'Helen's Room', 1995-2009, Kettle's Yard, Cambridge, UK Judith Goddard, July 2009
The house is itself a way of looking, a surveillance device monitoring the possessions that occupy it. It is really the house provided by the man that stands in his place. It is his eye. The wife merely maintains the very surveillance system she is placed in. Mark Wigley
This text was published on the Kettles Yard website (where it's still available), for the duration of the show the work could be viewed online day & night via a live link.
During the Edes' residence at Kettle's Yard the only room in the house not open to the public was Helen Ede's bedroom, which remained a private space. When the Edes left Kettle's Yard, Helen's room was opened up and hung in the tradition of Jim Ede's aesthetic.
Back in 1995 I rearranged Helen Ede's bedroom. Public access was once again suspended, this time by installing a transparent screen in the doorway. A video camera that was out of sight of the viewer relayed a live signal to a television set that was placed on the chest of drawers facing the door. (During Jim Ede's time TVs were not allowed in the house). The image seen on the television monitor moved slowly around the room, looking up and out of a window on the right, showing parts of the room not visible to the viewer from the doorway. It was a seamless sequence of movements that came from a camera mounted on a pan and tilt head, which was controlled by an especially commissioned box programmed to my precise specifications. The slow deliberate trace of the lens across the compact bedroom was intended to invoke a sense of the presence of its former occupant Helen Ede.

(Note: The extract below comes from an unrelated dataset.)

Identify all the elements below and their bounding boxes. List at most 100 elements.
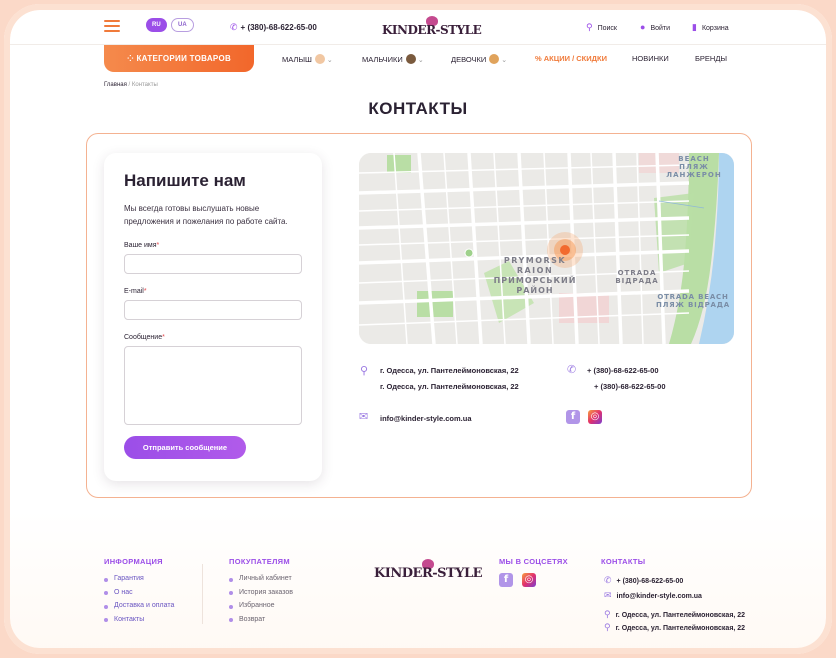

Invited to recreate 'Helen's Room', in 2009 for 'Upside Down/Inside Out', it was striking to look at how much the technology used in the work had changed in fourteen years. Before I had deliberately blurred the boundaries between inside and out, private and public using the actual space, the camera and the monitor. Now the work could be placed on line, with a representation in virtual space, further underlining the technological framing of the work.
The gallery arranged sponsorship with A.D.T. the security company that protects Kettle's Yard. I reinstated Helen's bedroom, and when the engineers arrived, we had the same ingredients for the work as in '95, i.e. the room and its objects, a computer controlled camera and a monitor. With the brand new pan/tilt domed security camera, specifically designed for speed and a sharp picture (attributes almost opposite my requirements), and a high definition flat screen monitor, we were equipped to track and pinpoint any crook caught in view -; the challenge for me was to catch something of the original softer human gaze.
So we attempted to mimic the 1995 version. Using a laptop, the camera and operator tracked a recording of the original work. But the outcome looked very different ... gone was the impression of a pensive view out through the window to the cherry tree in the graveyard, and gone was the floating abstracted view of the empty ceiling. The 21st century technology not only framed the work but also reframed it. The new angle from the camera lens making for a sharper more restricted view, together with the merciless clarity of the High Definition monitor the work speak now more of the technology of how we survey, the eye of the machine rather than of the individual. The resulting work is a paradoxical reinterpretation of the 1995 installation rather than a recreation. Acknowledging this shift, I re-hung the pictures and rearranged the objects to 'fit the screen'.
If in 1995 'Helen's Room' spoke of presence, the 2009 version speaks more of absence. As I said to one of the members of the Kettle's Yard team ...
"She's not here" ... they looked at me quizzically. I added, "I think she's left the building."
"Its about time." they replied, "It's been 36 years!"